We found that messages framed as a descriptive norm were preferred and rated as more effective and trustworthy in both non-safety-critical and safety-critical situations (RQ1). The effect of explaining the benefits of using driving automation was significant for safety-critical outcomes (RQ2). Framing the explanation as relevant to the self was preferred (for both safety-critical and non-safety-critical situations), effective (for safety-critical situations), trustworthy (for safety-critical situations), and gave participants a greater sense of control (for safety-critical situations) (RQ3). Safety-critical situations made the effects of providing an explanation and framing the explanation relevant to the self significant for preference, effectiveness, and feeling of control, compared to non-safetycritical situations (RQ4). Follow-up questions showed that while participants preferred concise and simple messages, in safety-critical situations, they wanted explanations that increased message length. This presents a design challenge that might lead designers to consider alternative modalities beyond visual cues, such as auditory feedback, for both concise and informative messaging.
A previous meta-analysis of choice architecture interventions categorized choice architecture interventions into decision information, decision structure, and decision assistance (Mertens et al., 2022).
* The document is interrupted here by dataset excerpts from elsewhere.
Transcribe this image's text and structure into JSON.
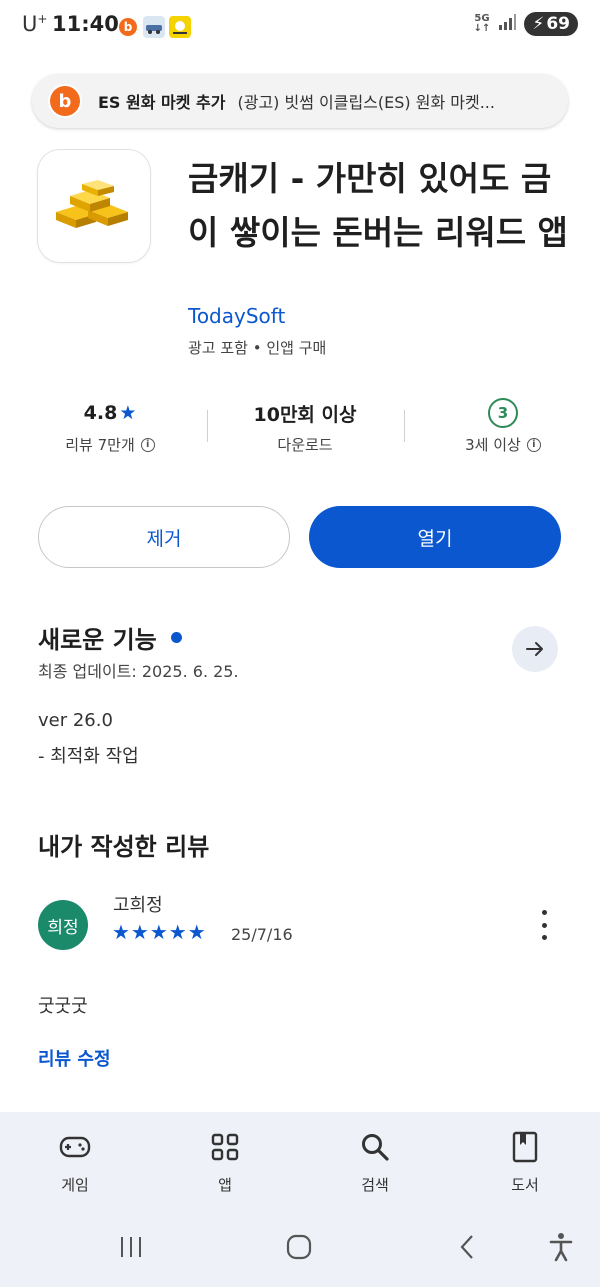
{
  "status_bar": {
    "carrier": "U",
    "carrier_sup": "+",
    "time": "11:40",
    "network": "5G",
    "battery": "69"
  },
  "ad_banner": {
    "title": "ES 원화 마켓 추가",
    "text": "(광고) 빗썸 이클립스(ES) 원화 마켓..."
  },
  "app": {
    "title": "금캐기 - 가만히 있어도 금이 쌓이는 돈버는 리워드 앱",
    "developer": "TodaySoft",
    "meta": "광고 포함 • 인앱 구매"
  },
  "stats": {
    "rating": "4.8",
    "rating_star": "★",
    "reviews": "리뷰 7만개",
    "downloads": "10만회 이상",
    "downloads_label": "다운로드",
    "age_badge": "3",
    "age_label": "3세 이상"
  },
  "buttons": {
    "remove": "제거",
    "open": "열기"
  },
  "whats_new": {
    "title": "새로운 기능",
    "updated": "최종 업데이트: 2025. 6. 25.",
    "version": "ver 26.0",
    "change": "- 최적화 작업"
  },
  "review": {
    "section_title": "내가 작성한 리뷰",
    "avatar_text": "희정",
    "reviewer": "고희정",
    "stars": "★★★★★",
    "rating_value": 5,
    "date": "25/7/16",
    "text": "굿굿굿",
    "edit_label": "리뷰 수정"
  },
  "bottom_nav": {
    "items": [
      {
        "label": "게임",
        "icon": "gamepad-icon"
      },
      {
        "label": "앱",
        "icon": "apps-grid-icon"
      },
      {
        "label": "검색",
        "icon": "search-icon"
      },
      {
        "label": "도서",
        "icon": "book-icon"
      }
    ]
  },
  "colors": {
    "accent": "#0b57d0",
    "age_badge": "#2e8b57",
    "avatar": "#1b8a6b",
    "nav_bg": "#eef1f7"
  }
}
They found decision structure interventions to be more effective in general, but decision information interventions (including social norms) should be used when persuasion depends on personal values and goals. This study found that social norms can enhance message effectiveness.
Future studies should validate the effect of social norms on driver behavior in a driving simulator. Additionally, combining social norms with other persuasion or nudging techniques (e.g., increase procedural friction to override) should be investigated to promote the appropriate use of driving automation. To enhance the effectiveness of persuasive messages, future research should consider personalizing messages based on user characteristics such as attitudes toward automation.
This study highlights the importance of message characteristics in persuasion interventions aimed at promoting the use of driving automation. The results suggest that framing messages as descriptive norms and providing explanations that are relevant to the driver might encourage drivers to continue using automation, especially in safety-critical situations.